LOCK & KEY VOL II is the second presentation of five composers drawing from the well of inspiration – in highly heterogeneous ways and from a plethora of sources, yet all united by a common theme: the profound depths of the human experience. The pieces all revel exuberantly: in the natural beauty of Iceland, the nostalgia evoked by a distantly familiar melody, the random augury of a deck of tarot cards, late 19th Century anthems adapted for woodwind quintet, or the kinetic energy of musical gestures. Confidently asserting that all facets and walks of life can be a source of music if you listen closely enough, LOCK & KEY VOL II includes brand-new chamber works by Carol Barnett based on the tunes of Shaker hymns.
Today, Carol is our featured artist in “The Inside Story,” a blog series exploring the inner workings and personalities of our composers and performers.
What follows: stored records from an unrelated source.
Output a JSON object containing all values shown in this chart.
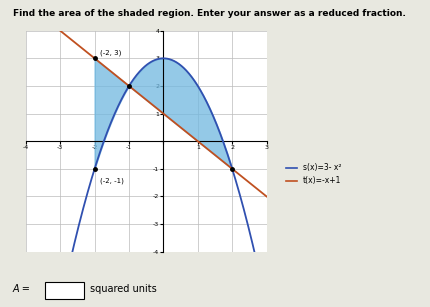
{
  "title": "Find the area of the shaded region. Enter your answer as a reduced fraction.",
  "s_label": "s(x)=3- x²",
  "t_label": "t(x)=-x+1",
  "s_color": "#3050B0",
  "t_color": "#C05020",
  "shade_color": "#70B8E0",
  "shade_alpha": 0.75,
  "point1": [
    -2,
    3
  ],
  "point2": [
    -2,
    -1
  ],
  "x_int1": -1.0,
  "x_int2": 2.0,
  "xlim": [
    -4,
    3
  ],
  "ylim": [
    -4,
    4
  ],
  "xticks": [
    -4,
    -3,
    -2,
    -1,
    0,
    1,
    2,
    3
  ],
  "yticks": [
    -4,
    -3,
    -2,
    -1,
    0,
    1,
    2,
    3,
    4
  ],
  "answer_label": "A =",
  "units_label": "squared units",
  "background": "#e8e8e0",
  "plot_bg": "#ffffff",
  "grid_color": "#bbbbbb"
}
Read on to discover her most unusual concert tour…
Who was your first favorite artist(s) growing up?
My first favorite artist was Van Cliburn. He had just wowed the classical world by winning the Tchaikovsky Piano Competition. We bought the LP and listened to it hundreds of times.
When did you realize that you wanted to be an artist?
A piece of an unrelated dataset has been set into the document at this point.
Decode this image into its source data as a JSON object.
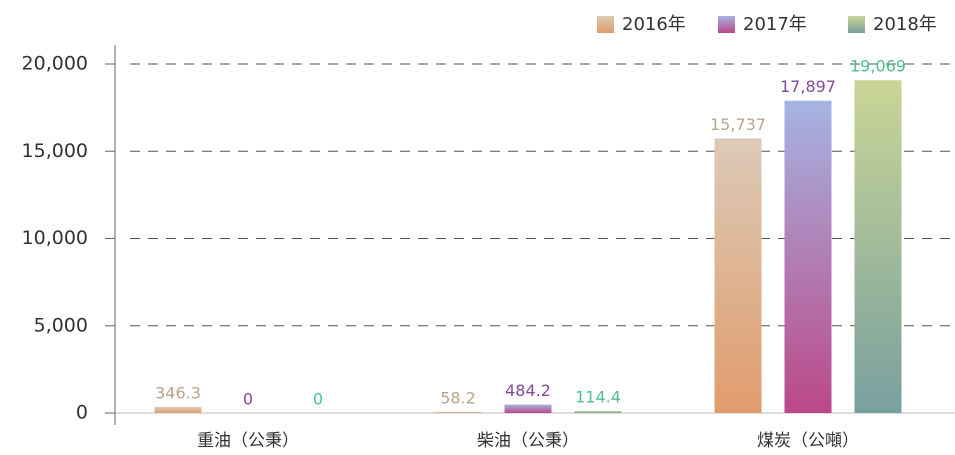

Thanks to the fact that my father was a piano teacher with a home studio, I always knew I wanted to be some sort of musician. I gradually focused primarily on composition, although I have always practiced piano and played flute and piccolo in community orchestras and the pit orchestra of a local theater until a few years ago.
What was your most unusual performance, or the most embarrassing thing that happened to you during a performance?
The most unusual set of performances I’ve been involved in were a set of concerts by the University of Minnesota Concert Band Ensemble when we toured the Soviet Union for seven weeks in the spring of 1969.
What is your guilty pleasure?
Guilty pleasure: reading a whole book of light fiction in one sitting.
If you could spend creative time anywhere in the world, where would it be and why?
I like the actual writing of music here at home, with my familiar piano and reference materials, but I would love to be able to travel to the actual locations connected with the subjects/texts of my writing projects.
If you could instantly have expertise performing one instrument, what instrument would that be?
I would love to be really proficient on the doumbek.
What does this piece mean to you personally, and is there a specific feeling that you would like communicated to listeners?
The performance by Janáček Philharmonic Ostrava woodwind quintet of the slow movement of my Shaker Suite: Canterbury was especially lovely. In this work I wanted to communicate the joy of playing accessible music as part of a small ensemble. I am delighted to be included on this album – it will help me get the word out to more woodwind players about my quintet.